Of a decent man in Zenith it was required that he should belong to one, preferably two or three, of the innumerous "lodges'' and prosperity-boosting lunch-clubs; to the Rotarians, the Kiwanis, or the Boosters; to the Oddfellows, Moose, Masons, Red Men, Woodmen, Owls, Eagles, Maccabees, Knights of Pythias, Knights of Columbus, and other secret orders characterized by a high degree of heartiness, sound morals, and reverence for the Constitution. There were four reasons for joining these orders: It was the thing to do. It was good for business, since lodge-brothers frequently became customers. It gave to Americans unable to become Geheimräte or Commendatori such unctuous honorifics as High Worthy Recording Scribe and Grand Hoogow to add to the commonplace distinctions of Colonel, Judge, and Professor. And it permitted the swaddled American husband to stay away from home for one evening a week. The lodge was his piazza, his pavement café. He could shoot pool and talk man-talk and be obscene and valiant.
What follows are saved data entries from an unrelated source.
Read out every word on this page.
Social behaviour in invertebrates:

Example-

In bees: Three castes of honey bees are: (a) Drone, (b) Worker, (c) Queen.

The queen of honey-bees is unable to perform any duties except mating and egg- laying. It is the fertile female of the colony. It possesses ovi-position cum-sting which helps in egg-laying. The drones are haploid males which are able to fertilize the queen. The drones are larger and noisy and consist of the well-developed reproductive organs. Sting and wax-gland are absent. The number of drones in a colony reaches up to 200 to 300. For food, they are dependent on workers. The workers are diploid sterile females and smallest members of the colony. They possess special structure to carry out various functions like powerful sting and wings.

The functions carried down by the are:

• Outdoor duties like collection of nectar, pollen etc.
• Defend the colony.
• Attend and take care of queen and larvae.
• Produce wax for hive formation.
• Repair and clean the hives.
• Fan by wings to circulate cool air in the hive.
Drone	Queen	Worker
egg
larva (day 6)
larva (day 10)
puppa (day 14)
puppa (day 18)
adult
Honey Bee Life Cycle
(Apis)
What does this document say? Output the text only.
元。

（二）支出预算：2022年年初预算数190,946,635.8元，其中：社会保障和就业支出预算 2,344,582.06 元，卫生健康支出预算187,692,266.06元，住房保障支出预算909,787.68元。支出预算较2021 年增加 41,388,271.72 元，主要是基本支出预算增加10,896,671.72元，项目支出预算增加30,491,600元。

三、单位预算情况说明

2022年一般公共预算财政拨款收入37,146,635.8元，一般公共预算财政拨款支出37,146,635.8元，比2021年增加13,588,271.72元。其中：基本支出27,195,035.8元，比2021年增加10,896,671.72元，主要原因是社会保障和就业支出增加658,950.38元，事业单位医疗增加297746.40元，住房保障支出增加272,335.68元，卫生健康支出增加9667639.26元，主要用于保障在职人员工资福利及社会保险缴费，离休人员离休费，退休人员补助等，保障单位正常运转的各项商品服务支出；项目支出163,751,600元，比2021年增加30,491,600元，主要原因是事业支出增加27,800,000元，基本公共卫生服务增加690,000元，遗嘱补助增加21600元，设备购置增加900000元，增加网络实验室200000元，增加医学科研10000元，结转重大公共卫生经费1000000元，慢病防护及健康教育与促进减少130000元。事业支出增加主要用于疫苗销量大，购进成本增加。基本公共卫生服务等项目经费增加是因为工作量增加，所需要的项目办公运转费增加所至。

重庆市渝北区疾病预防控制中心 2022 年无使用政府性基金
Babbitt was what he called a "joiner'' for all these reasons.

Behind the gold and scarlet banner of his public achievements


204

was the dun background of office-routine: leases, sales-contracts, lists of properties to rent. The evenings of oratory and committees and lodges stimulated him like brandy, but every morning he was sandy-tongued. Week by week he accumulated nervousness. He was in open disagreement with his outside salesman, Stanley Graff; and once, though her charms had always kept him nickeringly polite to her, he snarled at Miss McGoun for changing his letters.

But in the presence of Paul Riesling he relaxed. At least once a week they fled from maturity. On Saturday they played golf, jeering, "As a golfer, you're a fine tennis-player,'' or they motored all Sunday afternoon, stopping at village lunchrooms to sit on high stools at a counter and drink coffee from thick cups. Sometimes Paul came over in the evening with his violin, and even Zilla was silent as the lonely man who had lost his way and forever crept down unfamiliar roads spun out his dark soul in music.